The national treasury’s fiscal conservatism has seemingly served some purpose. Last month, Fitch revised South Africa’s credit rating from negative to stable, citing strong economic recovery and “surprisingly strong fiscal performance” in 2021.
Fitch noted that the government left open the possibility of new social spending if revenues outperform, but predicted that a basic income grant is unlikely to materialise given fiscal constraints.
“The pandemic continues to weigh on economic performance and remains a source of downside risk for public finances, but the likelihood of severe negative effects on creditworthiness has declined over the last year, despite the recent emergence of the Omicron variant of Covid-19 and the associated rapid surge in new cases in South Africa,” Fitch said.
“A tightening of containment measures is likely but we assume such measures would be short in duration and targeted, primarily hitting the hospitality sector rather than overall economic activity.”
Omicron’s early disruption to South Africa’s economy, in the form of travel bans imposed on the country, was counteracted by the government’s domestic response to the pandemic. Instead of imposing more stringent lockdown measures during the festive season, like it did in December 2020, the government lifted restrictions, citing lower rates of hospitalisation than in previous waves.
The Omicron effect
With forced lockdowns seemingly out, Omicron may have ushered in a return to normality — changing South Africa’s economic prospects for the better in 2022.
PwC economist Christie Viljoen said: “A month ago, as we were heading into the fourth wave, we were expecting some form of stricter lockdown restrictions, which didn’t happen. Having gone through the December holiday so far, and the fourth wave, without seeing additional restrictions, it almost shows us that in 2022 we are probably going to see a lot less in terms of lockdowns.”
Fewer restrictions is good news for certain sectors, like tourism and hospitality, which have been badly hit by lockdowns, Viljoen noted.
But whatever economic tailwinds come as a result of changing pandemic-related dynamics, it is unlikely this will have an effect on reversing South Africa’s unemployment tailspin. “We’re seeing the economy growing, but we are not seeing employment growing … So I wouldn’t be very enthusiastic about seeing a big jump back in employment this year,” Viljoen said.

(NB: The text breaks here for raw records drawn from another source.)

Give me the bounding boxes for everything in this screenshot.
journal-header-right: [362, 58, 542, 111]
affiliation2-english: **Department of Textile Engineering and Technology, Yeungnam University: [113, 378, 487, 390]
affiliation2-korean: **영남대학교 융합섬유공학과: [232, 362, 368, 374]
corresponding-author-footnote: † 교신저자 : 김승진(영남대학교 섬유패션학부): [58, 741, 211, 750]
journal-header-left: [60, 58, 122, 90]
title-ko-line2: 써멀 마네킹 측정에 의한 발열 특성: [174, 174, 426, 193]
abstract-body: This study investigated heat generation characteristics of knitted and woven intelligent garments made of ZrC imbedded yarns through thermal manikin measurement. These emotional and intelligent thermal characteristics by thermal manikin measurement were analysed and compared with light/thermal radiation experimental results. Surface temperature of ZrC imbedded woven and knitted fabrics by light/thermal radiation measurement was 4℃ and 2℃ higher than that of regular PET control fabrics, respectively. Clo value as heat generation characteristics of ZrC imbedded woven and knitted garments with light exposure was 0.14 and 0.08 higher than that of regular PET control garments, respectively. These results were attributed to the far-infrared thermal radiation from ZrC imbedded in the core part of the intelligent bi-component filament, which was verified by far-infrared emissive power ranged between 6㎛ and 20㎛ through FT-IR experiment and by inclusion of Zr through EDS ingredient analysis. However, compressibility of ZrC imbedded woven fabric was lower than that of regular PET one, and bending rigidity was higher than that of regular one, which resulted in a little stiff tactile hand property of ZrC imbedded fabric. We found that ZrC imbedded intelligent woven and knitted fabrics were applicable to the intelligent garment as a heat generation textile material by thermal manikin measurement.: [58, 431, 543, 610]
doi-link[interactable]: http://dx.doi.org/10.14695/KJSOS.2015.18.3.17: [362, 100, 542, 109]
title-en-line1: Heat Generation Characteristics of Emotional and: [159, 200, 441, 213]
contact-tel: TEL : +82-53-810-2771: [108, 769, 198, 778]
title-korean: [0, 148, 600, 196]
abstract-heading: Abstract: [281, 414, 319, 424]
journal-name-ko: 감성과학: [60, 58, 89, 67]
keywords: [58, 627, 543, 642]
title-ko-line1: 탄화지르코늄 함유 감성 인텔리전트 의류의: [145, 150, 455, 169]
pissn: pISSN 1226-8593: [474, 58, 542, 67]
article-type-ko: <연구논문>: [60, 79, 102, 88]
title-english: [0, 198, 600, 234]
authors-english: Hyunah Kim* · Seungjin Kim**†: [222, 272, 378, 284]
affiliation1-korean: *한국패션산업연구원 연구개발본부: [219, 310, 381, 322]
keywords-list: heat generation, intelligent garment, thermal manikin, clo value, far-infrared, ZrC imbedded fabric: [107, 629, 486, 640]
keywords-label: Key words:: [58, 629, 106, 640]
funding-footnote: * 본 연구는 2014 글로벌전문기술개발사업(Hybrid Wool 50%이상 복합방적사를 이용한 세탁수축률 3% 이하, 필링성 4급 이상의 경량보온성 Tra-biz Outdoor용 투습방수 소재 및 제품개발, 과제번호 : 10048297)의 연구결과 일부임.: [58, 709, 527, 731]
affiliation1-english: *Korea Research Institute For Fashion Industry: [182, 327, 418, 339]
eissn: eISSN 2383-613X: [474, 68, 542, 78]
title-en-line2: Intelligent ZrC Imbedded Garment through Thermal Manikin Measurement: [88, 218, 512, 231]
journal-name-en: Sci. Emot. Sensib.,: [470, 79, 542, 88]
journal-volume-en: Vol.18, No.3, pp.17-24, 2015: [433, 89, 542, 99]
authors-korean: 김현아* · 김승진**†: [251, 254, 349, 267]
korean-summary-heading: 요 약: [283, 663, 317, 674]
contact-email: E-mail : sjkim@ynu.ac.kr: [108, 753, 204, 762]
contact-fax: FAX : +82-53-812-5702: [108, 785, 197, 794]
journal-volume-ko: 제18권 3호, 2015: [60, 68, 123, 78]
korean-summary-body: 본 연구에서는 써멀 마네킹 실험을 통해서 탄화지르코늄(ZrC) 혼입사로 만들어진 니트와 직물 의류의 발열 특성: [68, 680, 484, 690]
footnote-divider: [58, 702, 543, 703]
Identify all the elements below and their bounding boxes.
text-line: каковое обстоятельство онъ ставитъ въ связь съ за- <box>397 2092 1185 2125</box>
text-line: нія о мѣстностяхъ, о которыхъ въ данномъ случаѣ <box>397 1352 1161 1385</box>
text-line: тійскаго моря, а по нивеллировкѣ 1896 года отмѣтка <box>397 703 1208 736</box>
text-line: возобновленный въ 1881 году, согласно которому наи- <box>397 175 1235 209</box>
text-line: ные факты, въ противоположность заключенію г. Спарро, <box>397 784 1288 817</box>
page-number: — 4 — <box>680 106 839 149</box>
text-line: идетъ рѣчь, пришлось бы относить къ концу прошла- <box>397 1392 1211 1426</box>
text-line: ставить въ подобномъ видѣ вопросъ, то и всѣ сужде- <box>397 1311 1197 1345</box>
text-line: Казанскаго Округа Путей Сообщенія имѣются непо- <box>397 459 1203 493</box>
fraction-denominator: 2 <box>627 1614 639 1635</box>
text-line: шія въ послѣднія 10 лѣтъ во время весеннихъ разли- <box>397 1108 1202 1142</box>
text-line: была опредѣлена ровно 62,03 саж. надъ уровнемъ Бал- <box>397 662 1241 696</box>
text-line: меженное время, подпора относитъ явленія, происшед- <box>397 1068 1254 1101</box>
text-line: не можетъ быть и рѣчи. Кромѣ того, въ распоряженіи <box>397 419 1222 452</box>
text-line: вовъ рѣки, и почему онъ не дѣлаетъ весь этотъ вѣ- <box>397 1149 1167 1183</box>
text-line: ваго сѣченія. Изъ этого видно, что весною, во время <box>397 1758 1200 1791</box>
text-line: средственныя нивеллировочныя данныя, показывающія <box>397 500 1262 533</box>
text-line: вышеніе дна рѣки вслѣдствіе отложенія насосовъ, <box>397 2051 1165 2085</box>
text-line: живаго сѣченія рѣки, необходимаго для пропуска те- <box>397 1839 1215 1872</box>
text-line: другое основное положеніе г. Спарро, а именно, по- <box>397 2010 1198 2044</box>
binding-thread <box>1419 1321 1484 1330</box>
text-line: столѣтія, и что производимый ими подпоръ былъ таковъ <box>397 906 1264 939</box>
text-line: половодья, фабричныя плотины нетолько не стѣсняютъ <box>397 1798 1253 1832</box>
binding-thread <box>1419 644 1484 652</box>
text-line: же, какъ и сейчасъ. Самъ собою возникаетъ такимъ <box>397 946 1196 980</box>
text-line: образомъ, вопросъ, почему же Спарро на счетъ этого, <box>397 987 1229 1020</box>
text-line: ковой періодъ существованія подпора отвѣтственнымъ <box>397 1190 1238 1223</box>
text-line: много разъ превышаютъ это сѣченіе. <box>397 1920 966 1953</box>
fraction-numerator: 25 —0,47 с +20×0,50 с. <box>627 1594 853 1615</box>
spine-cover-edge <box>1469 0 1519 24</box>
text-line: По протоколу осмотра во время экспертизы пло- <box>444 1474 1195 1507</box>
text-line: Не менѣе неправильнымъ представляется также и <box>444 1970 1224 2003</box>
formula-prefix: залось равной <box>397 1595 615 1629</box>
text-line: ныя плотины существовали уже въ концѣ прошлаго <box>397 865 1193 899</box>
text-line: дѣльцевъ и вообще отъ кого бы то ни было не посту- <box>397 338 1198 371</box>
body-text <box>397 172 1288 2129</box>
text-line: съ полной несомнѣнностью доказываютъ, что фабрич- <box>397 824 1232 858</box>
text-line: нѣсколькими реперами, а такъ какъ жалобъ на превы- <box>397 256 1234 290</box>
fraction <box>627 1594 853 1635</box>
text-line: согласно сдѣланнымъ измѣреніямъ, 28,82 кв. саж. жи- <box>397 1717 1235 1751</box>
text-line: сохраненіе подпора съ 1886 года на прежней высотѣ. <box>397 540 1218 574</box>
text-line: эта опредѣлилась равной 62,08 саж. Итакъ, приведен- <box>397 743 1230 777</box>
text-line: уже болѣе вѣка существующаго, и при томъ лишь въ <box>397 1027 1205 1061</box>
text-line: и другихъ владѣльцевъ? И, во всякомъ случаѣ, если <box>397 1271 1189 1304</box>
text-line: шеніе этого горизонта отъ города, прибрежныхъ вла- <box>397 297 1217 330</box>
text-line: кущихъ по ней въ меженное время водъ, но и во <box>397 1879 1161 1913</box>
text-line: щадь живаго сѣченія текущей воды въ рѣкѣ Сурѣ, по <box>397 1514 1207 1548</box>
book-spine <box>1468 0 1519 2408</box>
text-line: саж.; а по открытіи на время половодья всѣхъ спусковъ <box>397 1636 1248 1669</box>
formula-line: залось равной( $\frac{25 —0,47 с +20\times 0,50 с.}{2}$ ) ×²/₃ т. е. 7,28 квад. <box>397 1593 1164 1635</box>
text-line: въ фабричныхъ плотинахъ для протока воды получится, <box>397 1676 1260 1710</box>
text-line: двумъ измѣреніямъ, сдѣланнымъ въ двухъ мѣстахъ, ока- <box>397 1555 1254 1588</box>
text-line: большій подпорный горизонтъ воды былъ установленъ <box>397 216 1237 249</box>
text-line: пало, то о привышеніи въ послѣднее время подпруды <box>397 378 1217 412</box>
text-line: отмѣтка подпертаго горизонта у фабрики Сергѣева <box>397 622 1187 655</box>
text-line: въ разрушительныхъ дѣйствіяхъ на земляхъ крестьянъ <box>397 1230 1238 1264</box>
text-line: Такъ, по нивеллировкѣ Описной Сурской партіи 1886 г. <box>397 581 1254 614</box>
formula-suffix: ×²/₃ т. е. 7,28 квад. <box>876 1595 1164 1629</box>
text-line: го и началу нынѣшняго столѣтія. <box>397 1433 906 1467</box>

“Labour market regulations are not geared towards companies suddenly employing a lot more people. And that’s a long-term issue that was identified before Covid.”
Alexander Forbes chief economist Isaah Mhlanga was reticent about making any prognosis of the economy in 2022 based on Omicron’s effect, saying uncertainty remains.
Continued economic uncertainty means it is unlikely that monetary and fiscal policymakers will be quick to change tack, Mhlanga said.
The national treasury will probably stick, as far as possible, to the path of fiscal consolidation, Mhlanga added. “That position has been affirmed by the change to the credit rating outlook in late December. It shows that this is the right thing to do from a credit point of view and if you continue doing it, you are likely to reap the benefits.”
Godongwana will push back against political calls for a universal basic income grant, Mhlanga said. “But the socioeconomic conditions give politicians some leverage to say, ‘We need some more fiscal spending to help people’ — particularly as we go into the ANC conference and the general elections in 2024. So that pressure is going to increase.”